5. Build Environments

  • Default Pool: A shared, multi-tenant pool of worker machines.
  • Private Pools: Dedicated, customizable worker pools that can access resources in your VPC (e.g., a private GKE cluster or an internal database) via VPC Peering.

6. Security and IAM

  • Cloud Build Service Account: The identity that Cloud Build uses to execute builds.
    • Default: [PROJECT_NUMBER]@cloudbuild.gserviceaccount.com
    • Exam Tip: You must grant this service account the necessary IAM roles to deploy to other services (e.g., roles/run.admin to deploy to Cloud Run).
  • Artifact Integrity: You can use Binary Authorization in conjunction with Cloud Build to ensure that only images built and signed by Cloud Build are deployed to GKE.
  • Secret Manager: For sensitive data (API keys, tokens), store in Secret Manager and access via secretEnv field in cloudbuild.yaml.

7. Essential gcloud Commands

  • Submit a Build Manually: gcloud builds submit --config cloudbuild.yaml .
  • Build a Docker Image directly: gcloud builds submit --tag gcr.io/[PROJECT_ID]/[IMAGE_NAME] .
  • List Builds: gcloud builds list
  • Describe a Build: gcloud builds describe [BUILD_ID]

8. Exam Tips

  • Steps as Containers: Remember that every single step in a cloudbuild.yaml is a Docker container.
  • The Service Account Gotcha: If a build fails with a Permission Denied error during deployment, the first thing to check is if the Cloud Build Service Account has the correct IAM role for the target service (e.g., GKE or Cloud Run).
  • Artifact Registry: By default, Cloud Build is closely integrated with Artifact Registry for storing container images.
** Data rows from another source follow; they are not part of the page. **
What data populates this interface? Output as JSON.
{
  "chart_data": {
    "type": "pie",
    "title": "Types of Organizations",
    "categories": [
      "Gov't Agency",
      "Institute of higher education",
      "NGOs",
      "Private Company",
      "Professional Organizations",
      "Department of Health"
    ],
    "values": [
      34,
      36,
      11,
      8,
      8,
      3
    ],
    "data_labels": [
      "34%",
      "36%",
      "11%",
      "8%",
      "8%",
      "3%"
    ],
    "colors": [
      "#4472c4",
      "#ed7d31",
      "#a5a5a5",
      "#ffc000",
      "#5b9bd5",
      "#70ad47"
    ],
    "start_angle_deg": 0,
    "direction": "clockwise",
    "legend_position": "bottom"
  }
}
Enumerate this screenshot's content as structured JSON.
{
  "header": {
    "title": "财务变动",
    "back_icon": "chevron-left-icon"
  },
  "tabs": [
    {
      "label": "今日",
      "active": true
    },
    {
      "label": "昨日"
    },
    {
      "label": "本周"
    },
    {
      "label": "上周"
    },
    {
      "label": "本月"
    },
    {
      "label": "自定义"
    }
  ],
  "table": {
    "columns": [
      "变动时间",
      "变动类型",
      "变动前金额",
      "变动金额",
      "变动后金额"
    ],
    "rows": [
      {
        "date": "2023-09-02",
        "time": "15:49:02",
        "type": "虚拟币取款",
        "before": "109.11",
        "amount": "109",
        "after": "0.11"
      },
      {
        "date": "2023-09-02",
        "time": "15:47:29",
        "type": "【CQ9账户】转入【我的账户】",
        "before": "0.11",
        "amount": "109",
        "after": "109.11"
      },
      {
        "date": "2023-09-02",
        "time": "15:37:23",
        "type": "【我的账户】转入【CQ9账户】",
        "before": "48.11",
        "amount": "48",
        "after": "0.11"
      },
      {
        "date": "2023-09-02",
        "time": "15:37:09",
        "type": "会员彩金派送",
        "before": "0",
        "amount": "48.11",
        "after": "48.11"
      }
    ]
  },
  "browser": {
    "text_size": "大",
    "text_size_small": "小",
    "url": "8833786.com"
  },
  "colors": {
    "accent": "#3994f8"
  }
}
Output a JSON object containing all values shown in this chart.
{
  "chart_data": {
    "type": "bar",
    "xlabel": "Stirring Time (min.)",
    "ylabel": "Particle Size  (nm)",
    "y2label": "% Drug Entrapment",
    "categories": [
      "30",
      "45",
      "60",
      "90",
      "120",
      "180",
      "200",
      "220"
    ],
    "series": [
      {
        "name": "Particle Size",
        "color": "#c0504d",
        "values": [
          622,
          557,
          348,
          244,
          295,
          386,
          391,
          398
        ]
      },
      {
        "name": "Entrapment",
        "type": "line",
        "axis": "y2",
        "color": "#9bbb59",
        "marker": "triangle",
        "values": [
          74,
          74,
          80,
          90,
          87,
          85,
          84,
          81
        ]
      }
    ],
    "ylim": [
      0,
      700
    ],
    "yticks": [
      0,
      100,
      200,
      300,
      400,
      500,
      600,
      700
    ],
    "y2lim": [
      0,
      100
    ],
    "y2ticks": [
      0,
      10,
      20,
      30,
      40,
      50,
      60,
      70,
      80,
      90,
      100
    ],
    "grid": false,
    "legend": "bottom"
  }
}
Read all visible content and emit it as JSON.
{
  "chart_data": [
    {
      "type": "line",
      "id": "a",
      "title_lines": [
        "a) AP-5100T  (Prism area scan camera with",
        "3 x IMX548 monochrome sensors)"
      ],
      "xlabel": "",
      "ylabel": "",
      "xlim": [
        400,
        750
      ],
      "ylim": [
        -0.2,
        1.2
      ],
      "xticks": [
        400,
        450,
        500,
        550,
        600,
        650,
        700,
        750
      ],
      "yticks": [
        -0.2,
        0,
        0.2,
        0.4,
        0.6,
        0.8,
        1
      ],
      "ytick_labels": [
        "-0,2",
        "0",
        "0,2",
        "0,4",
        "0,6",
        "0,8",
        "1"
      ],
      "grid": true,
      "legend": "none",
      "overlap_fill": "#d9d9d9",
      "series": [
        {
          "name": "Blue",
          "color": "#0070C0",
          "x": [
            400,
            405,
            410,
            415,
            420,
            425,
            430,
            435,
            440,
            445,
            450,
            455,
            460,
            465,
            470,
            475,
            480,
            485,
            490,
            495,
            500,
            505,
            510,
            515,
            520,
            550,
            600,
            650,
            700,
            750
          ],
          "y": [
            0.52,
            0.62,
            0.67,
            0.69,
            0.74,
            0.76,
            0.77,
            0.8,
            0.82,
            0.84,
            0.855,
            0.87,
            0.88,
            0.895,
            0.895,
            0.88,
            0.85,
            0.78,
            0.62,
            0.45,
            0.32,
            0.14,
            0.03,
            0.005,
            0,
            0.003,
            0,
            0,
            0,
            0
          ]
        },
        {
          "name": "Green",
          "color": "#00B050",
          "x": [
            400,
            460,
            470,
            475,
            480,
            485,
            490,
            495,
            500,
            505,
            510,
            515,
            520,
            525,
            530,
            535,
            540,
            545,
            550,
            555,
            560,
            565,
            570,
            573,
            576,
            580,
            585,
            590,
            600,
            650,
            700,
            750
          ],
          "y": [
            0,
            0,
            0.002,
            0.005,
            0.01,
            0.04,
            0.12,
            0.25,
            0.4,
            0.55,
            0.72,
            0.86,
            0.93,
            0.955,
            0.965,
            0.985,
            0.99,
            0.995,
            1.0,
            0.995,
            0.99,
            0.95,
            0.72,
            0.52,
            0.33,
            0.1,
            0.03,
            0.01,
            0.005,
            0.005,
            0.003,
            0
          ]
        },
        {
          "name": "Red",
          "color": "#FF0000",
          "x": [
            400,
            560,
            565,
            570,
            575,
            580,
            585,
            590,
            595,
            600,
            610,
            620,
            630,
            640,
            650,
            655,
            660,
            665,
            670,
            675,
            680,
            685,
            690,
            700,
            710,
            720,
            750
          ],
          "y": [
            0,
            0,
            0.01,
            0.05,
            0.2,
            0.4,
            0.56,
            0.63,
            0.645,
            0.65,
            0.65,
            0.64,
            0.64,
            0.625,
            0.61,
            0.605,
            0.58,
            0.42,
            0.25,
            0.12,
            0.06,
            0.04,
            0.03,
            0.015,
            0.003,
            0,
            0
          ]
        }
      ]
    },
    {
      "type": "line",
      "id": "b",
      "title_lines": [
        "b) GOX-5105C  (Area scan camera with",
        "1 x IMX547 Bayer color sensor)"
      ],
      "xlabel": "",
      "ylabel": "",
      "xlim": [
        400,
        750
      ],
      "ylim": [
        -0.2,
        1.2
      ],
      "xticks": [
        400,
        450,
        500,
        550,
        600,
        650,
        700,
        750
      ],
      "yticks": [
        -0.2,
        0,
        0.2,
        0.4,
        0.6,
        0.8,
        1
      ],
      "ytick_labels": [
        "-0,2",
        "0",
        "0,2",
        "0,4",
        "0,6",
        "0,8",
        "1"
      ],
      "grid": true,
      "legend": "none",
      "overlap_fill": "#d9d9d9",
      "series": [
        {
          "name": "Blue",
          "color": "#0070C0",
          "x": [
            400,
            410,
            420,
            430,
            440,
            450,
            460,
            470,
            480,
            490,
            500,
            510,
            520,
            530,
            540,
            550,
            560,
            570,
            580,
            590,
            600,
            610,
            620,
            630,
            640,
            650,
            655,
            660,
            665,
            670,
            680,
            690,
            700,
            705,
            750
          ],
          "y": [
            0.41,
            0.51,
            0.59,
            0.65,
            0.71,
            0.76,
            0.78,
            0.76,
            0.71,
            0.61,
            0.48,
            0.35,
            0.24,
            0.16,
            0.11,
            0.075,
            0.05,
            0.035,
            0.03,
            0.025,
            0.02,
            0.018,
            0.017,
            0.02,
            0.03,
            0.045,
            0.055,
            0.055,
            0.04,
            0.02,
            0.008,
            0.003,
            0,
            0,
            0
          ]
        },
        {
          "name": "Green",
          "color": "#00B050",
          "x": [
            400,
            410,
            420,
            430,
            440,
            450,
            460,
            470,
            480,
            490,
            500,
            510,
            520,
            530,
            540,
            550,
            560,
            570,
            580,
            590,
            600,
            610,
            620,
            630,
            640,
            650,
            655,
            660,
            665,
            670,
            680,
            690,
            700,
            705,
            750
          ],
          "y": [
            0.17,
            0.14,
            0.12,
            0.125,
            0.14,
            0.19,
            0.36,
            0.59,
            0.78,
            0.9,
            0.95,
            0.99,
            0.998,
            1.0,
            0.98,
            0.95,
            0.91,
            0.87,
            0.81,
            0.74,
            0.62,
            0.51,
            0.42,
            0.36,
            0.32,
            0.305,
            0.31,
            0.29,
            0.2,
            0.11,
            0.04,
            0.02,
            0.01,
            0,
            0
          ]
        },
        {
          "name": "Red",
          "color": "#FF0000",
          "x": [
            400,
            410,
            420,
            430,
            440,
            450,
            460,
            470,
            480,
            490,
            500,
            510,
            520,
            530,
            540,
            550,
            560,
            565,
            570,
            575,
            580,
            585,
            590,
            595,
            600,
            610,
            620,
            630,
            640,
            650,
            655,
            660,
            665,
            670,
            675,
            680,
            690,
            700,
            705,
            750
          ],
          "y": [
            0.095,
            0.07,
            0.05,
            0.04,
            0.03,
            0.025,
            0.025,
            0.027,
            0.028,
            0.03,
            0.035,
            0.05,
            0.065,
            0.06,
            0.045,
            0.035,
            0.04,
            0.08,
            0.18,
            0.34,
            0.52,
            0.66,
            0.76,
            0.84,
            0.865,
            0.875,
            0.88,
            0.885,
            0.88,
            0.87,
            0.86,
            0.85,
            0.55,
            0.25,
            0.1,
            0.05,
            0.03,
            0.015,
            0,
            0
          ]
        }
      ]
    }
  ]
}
GCR is deprecated - use Artifact Registry instead.
  • Caching: You can speed up builds by using Docker’s --cache-from feature or by using a persistent disk for caching in a Private Pool.
  • Parallelism: You can run build steps in parallel by using the waitFor field in your cloudbuild.yaml.
  • Timeout Issues: If builds time out, increase the timeout field (max: 60m) or optimize your build steps.
  • Troubleshooting: Check Cloud Logging for detailed error messages when builds fail.